“Sopranos” Creator Talks Film Writing
David Chase, right, and James Gandolfini confer on the set of "The Sopranos." Gandolfini stars in Chase's new film, "Not Fade Away."
Published: December 13, 2012
By Joseph Wakelee-Lynch
David Chase was once some Italian-American kid from New Jersey playing drums and bass in a mediocre rock group in the mid-’60s. That band went nowhere.
But in mid-December the failed rocker spoke to LMU’s School of Film and Television students about “Not Fade Away,” his new film depicting a so-so band trying to make it as rock music exploded across America some 50 years ago.
A coming of age story about a teen-ager looking for love and rock ’n ’roll superstardom, “Not Fade Away” draws on Chase’s boyhood experiences. Chase played drums and bass, both mediocrely he says, and his band wasn’t successful. “For all those guys who started a band and didn’t make it, I wanted to make a movie for them,” he says.
Chase had thought about making the film for two decades, but he knew the idea would be a tough sell. After the huge success of “The Sopranos,” which he created and wrote, Chase realized he had the green light he would need. “I knew I had a lot of capital,” he said.
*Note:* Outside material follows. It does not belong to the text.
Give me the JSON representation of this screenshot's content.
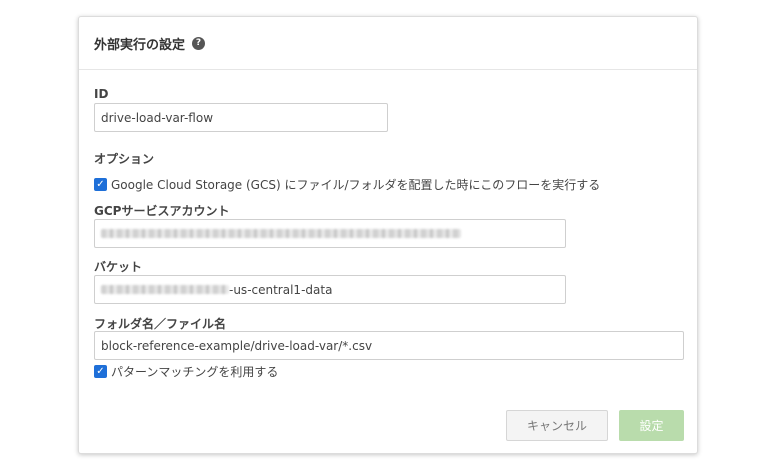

Raised on the era’s music, Chase went against grain with his soundtrack and footage. To help choose the music, he pulled in “Little” Steven Van Zandt, Bruce Springsteen’s guitarist who played Silvio Dante in “The Sopranos.” Van Zandt even contributed an original song to the film, “St. Valentine’s Day Massacre.” They intentionally avoided sprinkling the film with the biggest, most-heard hits of the ’60s. An L.A. party scene, for example, is overlaid with a song by the Los Angeles band The Chambers Brothers. But Chase didn't select the iconic “Time Has Come Today.” Instead he chose their lesser-known “I Can't Stand It,” a song that particularly reveals the group's gospel-soul roots.
Neither did they insert footage of the 1969 Woodstock music festival or Vietnam War protests. “Many people did not have long hair in the ’60s,” Chase explained, “only 500,000 people went to Woodstock — not everybody — and many people didn’t go to protests. I wanted this to be about the ‘many.’ ”
Chase uses television clips, though, because people spent a lot of time watching television. The movie includes a 1962 clip of Joey Dee and the Starlighters performing “Peppermint Twist.” That was a way to show the integration that rock ’n’ roll demonstrated in a decade of Civil Rights advances, Chase said. And wartime tensions that divided families plays a part in the story as well, as Douglas (John Magaro), the main character, argues heatedly with his father, Pat (James Gandolfini).
Family, in fact, is a major theme of the film. After one student noted that families are crucial in both “The Sopranos” and “Not Fade Away,” Chase said, “Both are family stories about Italian-American families, and both stories take place in New Jersey. There is a certain amount of psychological violence in both. I don’t feel that ‘Not Fade Away’ is ‘The Sopranos,’ but they’re cousins.”
Both creations are about the “dichotomy between security and freedom,” Chase said.
“We want independence, but we come from families and want to stay part of families. There’s a constant struggle between wanting to be held and wanting to be by yourself.”